Lois utiles en pratique#

Normale \(\mathcal{N}(\mu, \sigma^2)\)#

Omniprésente par le théorème central limite. Convient aux mesures physiques, tailles humaines, erreurs de mesure. À utiliser par défaut quand rien n’indique le contraire.

Log-normale \(\text{LogNorm}(\mu, \sigma)\)#

Si \(\log X \sim \mathcal{N}(\mu, \sigma^2)\), alors \(X\) est log-normale. Modèle naturel des revenus, prix immobiliers, durées de vie de composants, tailles de fichiers. La queue droite est étalée, la distribution est toujours positive.

Exponentielle \(\text{Exp}(\lambda)\)#

Modèle des temps entre événements dans un processus de Poisson : temps entre arrivées dans une file d’attente, durée entre appels téléphoniques. Sa propriété remarquable est l’absence de mémoire : \(P(X > s+t \mid X > s) = P(X > t)\).

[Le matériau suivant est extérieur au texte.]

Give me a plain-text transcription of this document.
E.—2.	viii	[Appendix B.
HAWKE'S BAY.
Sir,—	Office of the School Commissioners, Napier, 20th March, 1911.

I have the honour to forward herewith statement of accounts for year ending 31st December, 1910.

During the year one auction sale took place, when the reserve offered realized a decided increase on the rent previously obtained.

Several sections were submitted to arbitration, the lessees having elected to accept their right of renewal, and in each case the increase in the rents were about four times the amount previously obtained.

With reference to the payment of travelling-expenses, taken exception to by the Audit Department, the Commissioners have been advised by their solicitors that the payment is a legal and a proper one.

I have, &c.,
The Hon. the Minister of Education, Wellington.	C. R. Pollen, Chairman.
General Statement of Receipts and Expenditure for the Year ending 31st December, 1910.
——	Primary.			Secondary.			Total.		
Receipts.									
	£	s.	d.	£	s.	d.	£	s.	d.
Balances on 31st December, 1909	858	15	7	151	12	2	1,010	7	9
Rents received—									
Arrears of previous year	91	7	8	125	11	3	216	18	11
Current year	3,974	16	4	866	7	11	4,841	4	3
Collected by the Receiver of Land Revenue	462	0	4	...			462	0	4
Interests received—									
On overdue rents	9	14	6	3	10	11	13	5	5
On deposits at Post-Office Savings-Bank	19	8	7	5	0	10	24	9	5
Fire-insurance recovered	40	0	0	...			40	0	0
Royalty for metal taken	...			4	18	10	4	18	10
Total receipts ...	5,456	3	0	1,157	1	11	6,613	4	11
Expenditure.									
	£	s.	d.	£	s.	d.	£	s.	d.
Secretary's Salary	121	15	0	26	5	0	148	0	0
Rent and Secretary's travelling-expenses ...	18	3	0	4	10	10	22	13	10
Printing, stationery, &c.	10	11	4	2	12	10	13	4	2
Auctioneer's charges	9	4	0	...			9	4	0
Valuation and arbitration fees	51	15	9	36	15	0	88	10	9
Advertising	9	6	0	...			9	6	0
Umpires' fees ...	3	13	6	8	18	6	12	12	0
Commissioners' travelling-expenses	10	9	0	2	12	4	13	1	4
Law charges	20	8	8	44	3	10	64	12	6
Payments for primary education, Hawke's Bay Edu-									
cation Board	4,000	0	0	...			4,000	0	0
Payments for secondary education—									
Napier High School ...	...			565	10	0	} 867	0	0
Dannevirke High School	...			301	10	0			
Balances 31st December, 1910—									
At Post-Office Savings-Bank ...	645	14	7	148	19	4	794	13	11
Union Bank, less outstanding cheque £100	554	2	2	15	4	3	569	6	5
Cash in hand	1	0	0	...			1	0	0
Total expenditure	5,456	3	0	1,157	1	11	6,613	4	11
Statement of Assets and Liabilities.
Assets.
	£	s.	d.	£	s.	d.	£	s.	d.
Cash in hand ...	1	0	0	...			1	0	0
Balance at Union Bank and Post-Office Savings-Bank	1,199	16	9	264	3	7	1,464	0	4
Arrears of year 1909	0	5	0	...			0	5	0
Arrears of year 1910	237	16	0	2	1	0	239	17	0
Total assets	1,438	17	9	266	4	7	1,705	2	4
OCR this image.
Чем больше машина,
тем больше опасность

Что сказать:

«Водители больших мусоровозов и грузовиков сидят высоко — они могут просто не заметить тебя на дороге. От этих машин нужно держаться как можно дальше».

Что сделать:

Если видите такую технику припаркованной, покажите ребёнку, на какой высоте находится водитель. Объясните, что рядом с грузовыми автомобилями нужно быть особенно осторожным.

Pareto \(\text{Pareto}(\alpha, x_m)\)#

Formalise la « loi de puissance » : 20 % des fichiers représentent 80 % de l’espace. Convient aux revenus très élevés, tailles de fichiers, fréquence des mots (loi de Zipf).

Weibull \(\text{Weibull}(k, \lambda)\)#

Généralisation de l’exponentielle pour la fiabilité et l”analyse de survie. Le paramètre de forme \(k\) contrôle si le taux de défaillance est croissant (\(k>1\)), constant (\(k=1\), exponentielle) ou décroissant (\(k<1\)).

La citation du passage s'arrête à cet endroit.